D’altronde è proprio questo lo scopo dichiarato nella proposta di legge. Gli estensori della disegno di legge (Mosca, Ascani, Tinagli, Bonafé e Morassut per il PD e Saltamartini per la Lega) affermano infatti che “allo scopo di incrementare la produttività del lavoro” (art. 1), si introduce una modalità lavorativa “basata su un forte elemento di flessibilità, in modo particolare di orari e di sede”. Tutto questo stride con l’immagine, descritta ad esempio dalla velina di governo – L’Unità – del lavoratore felice, con la possibilità di lavorare serenamente da casa o su una panchina all’ombra di una quercia, con aria più pulita per il ridotto traffico causato dagli spostamenti casa-lavoro e finalmente con più tempo libero da dedicare a sé stesso ed alla propria famiglia. Questa descrizione da epifania del lavoro finalmente liberato contrasta palesemente con l’indagine condotta dalla società Regus, fornitore globale di uffici flessibili e spazi di coworking, presente in tutto il mondo. I risultati di 44.000 interviste dimostrano che “Lavorare diverse ore in più oltre i tradizionali orari d’ufficio è ormai una consuetudine”, non solo per i manager, ma anche per normali professionisti. “In Italia il 21% degli intervistati dichiara di lavorare anche 15 ore in più alla settimana”.
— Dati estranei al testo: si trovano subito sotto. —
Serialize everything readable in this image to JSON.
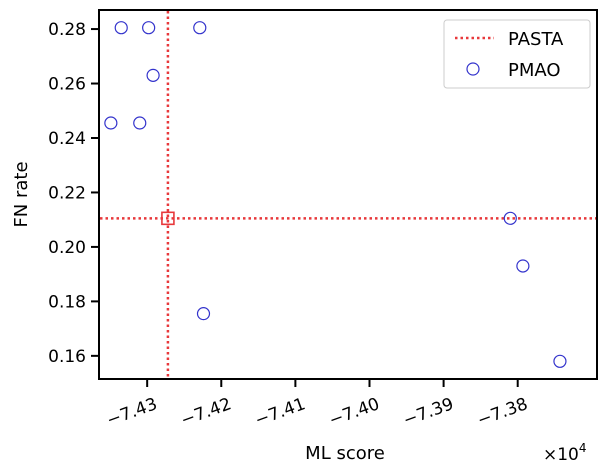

“Il lavoro incontra le nuove tecnologie”, dicono gli estensori del DdL. Ma questo incontro è utilizzato per essere sempre connessi, con “grande vantaggio in termini di flessibilità e di produttività”, si afferma nell’indagine Regus, dove però si ammette che “il corretto bilanciamento tra lavoro e vita privata (worklife balance) viene messo a rischio da un sovraccarico di lavoro e da una sensibile riduzione del tempo libero da dedicare al riposo”. In sintesi, e come al solito, le imprese beneficeranno del maggiore e più intenso carico di lavoro a cui sono costretti i lavoratori che, come nelle intenzioni di Poletti, non vengono retribuiti rispetto all’orario di lavoro ma agli obiettivi raggiunti. Lo dicono esplicitamente gli estensori della proposta di legge: uno degli obiettivi dichiarati è “il passaggio dal lavoro a timbratura di cartellino al lavoro per obiettivi” dove il lavoratore deve portare “a termine gli obiettivi stabiliti nelle scadenze previste”. Da questo punto di vista, lo smart working altro non è che il nome dato all’organizzazione del lavoro nel capitalismo contemporaneo; nell’ipotesi di Poletti è nei fatti un cottimo nell’era digitale. E l’auspicio dichiarato è quello di spremere da questa organizzazione del lavoro “27 miliardi di euro in più di produttività e 10 miliardi di euro in meno di costi fissi”, che, visti i presupposti, difficilmente si può immaginare vengano redistribuiti ai lavoratori.
Niente di nuovo. E osservando oltre la retorica che vorrebbe lavoratori più liberi di gestire il proprio tempo, si nota l’incremento della precarietà dato dall’affermarsi di una relazione strettamente mercantile del rapporto di lavoro, determinato dal contratto stipulato non tra parti sociali ma tra lavoratore e datore di lavoro. Lo smart working, tolta la maschera, si presenta come un lavoro ulteriormente frammentato, precario e perciò più debole, con il quale l’impresa abbassa i costi di produzione e aumenta il suo comando sul lavoro.